Вечером центр города отдыхает. На боковой улице темно, уже несколько часов темно, но теперь к вечерней мгле добавилась тьма задернутых штор, обрюзгших тел, завалившихся на диван, чтобы скоротать вечерок с «Улицей коронации»[11], яичницей и чипсами с чаем. Напоследок дружеская посиделка с «Новостями» — кипящий чайник и молочный шоколад наготове, воздушный поцелуй душке Джереми Паксману и наверх по лестнице — баиньки. Кушла, разумеется, несведуща в радостях семейного счастья. У нее другие радости. Во дворце не принято проводить вечера, уютно устроившись между мамулей и папулей; тьма предназначена для бала-маскарада, танцев, экстравагантностей и восхождения на стеклянную гору — где же еще обитать сказочной принцессе? И пусть Кушла не вставала на заре вместе с жаворонками и такой же веселой, как эти птички, зато икры ее приобрели безупречную форму. А кроме того, при виде опустошенной дождем улицы в восемь вечера у нее не возникает желания попасть домой к большой чашке обезжиренного шоколада.
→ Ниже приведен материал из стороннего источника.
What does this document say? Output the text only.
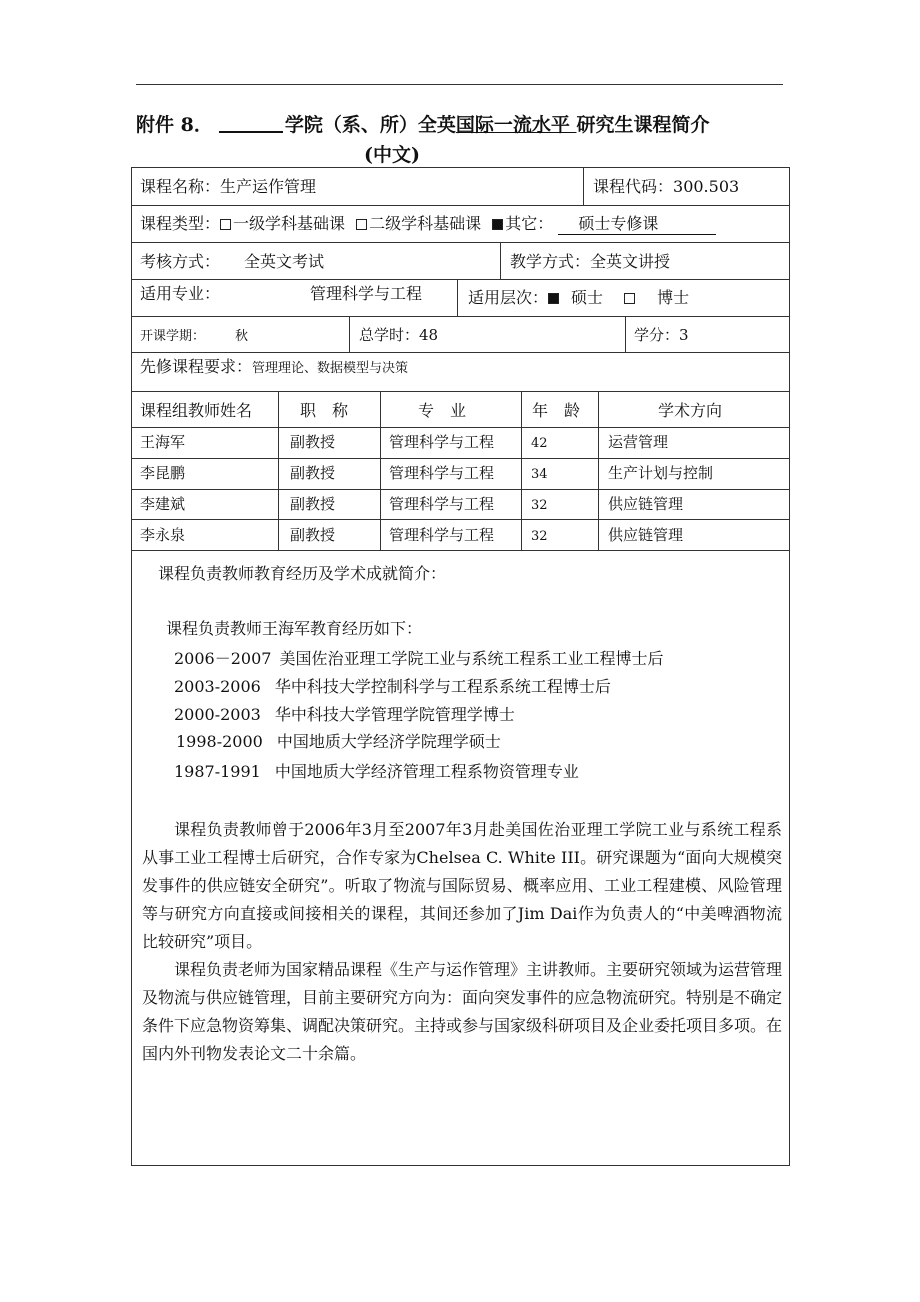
附件 8．	学院（系、所）全英国际一流水平 研究生课程简介
(中文)
课程名称：生产运作管理	课程代码：300.503
课程类型： 一级学科基础课 二级学科基础课 其它： 硕士专修课
考核方式： 全英文考试	教学方式：全英文讲授
适用专业：	管理科学与工程	适用层次： 硕士	博士
开课学期： 秋	总学时：48	学分：3
先修课程要求：管理理论、数据模型与决策
课程组教师姓名	职　称	专　业	年　龄	学术方向
王海军	副教授	管理科学与工程	42	运营管理
李昆鹏	副教授	管理科学与工程	34	生产计划与控制
李建斌	副教授	管理科学与工程	32	供应链管理
李永泉	副教授	管理科学与工程	32	供应链管理
课程负责教师教育经历及学术成就简介：
课程负责教师王海军教育经历如下：
2006－2007 美国佐治亚理工学院工业与系统工程系工业工程博士后
2003-2006 华中科技大学控制科学与工程系系统工程博士后
2000-2003 华中科技大学管理学院管理学博士
1998-2000 中国地质大学经济学院理学硕士
1987-1991 中国地质大学经济管理工程系物资管理专业
课程负责教师曾于2006年3月至2007年3月赴美国佐治亚理工学院工业与系统工程系从事工业工程博士后研究，合作专家为Chelsea C. White III。研究课题为“面向大规模突发事件的供应链安全研究”。听取了物流与国际贸易、概率应用、工业工程建模、风险管理等与研究方向直接或间接相关的课程，其间还参加了Jim Dai作为负责人的“中美啤酒物流比较研究”项目。
课程负责老师为国家精品课程《生产与运作管理》主讲教师。主要研究领域为运营管理及物流与供应链管理，目前主要研究方向为：面向突发事件的应急物流研究。特别是不确定条件下应急物资筹集、调配决策研究。主持或参与国家级科研项目及企业委托项目多项。在国内外刊物发表论文二十余篇。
Фрэнсис провела день в обществе смещенного диска, вывихнутого локтя, вывернутой коленной чашечки и трех клиентов, лишенных всяких проблем, но отягощенных деньгами и страхом перед скудной диетой. Накануне Рождества не та погода, чтобы от души поиграть в теннис. Кушла — последняя клиентка Фрэнсис на сегодня; другие врачи уже упаковали масла и лосьоны, тюбики и полотенца и улицами, мерцающими огнями (праздник на носу как-никак), двинулись к своим любимым, или в пустые дома — куда бы то ни было, но они ушли. Муж Фрэнсис займется сегодня их сыном. Разогреет в духовке курицу с картошкой для себя и домашнюю вегетарианскую лазанью для сына. С помощью одной духовки он удовлетворит два своих самых больших желания: позаботится об отпрыске и проигнорирует шанс позаботиться о себе. Впрочем, утром он компенсирует курицу с картошкой, пробежав пять миль.

Фрэнсис могла бы вызвать няньку, она предлагала мужу провести вечер с друзьями, но он отверг это предложение — оно бы смягчило угрызения совести его жены — и принес себя в жертву на алтарь истинного отцовства.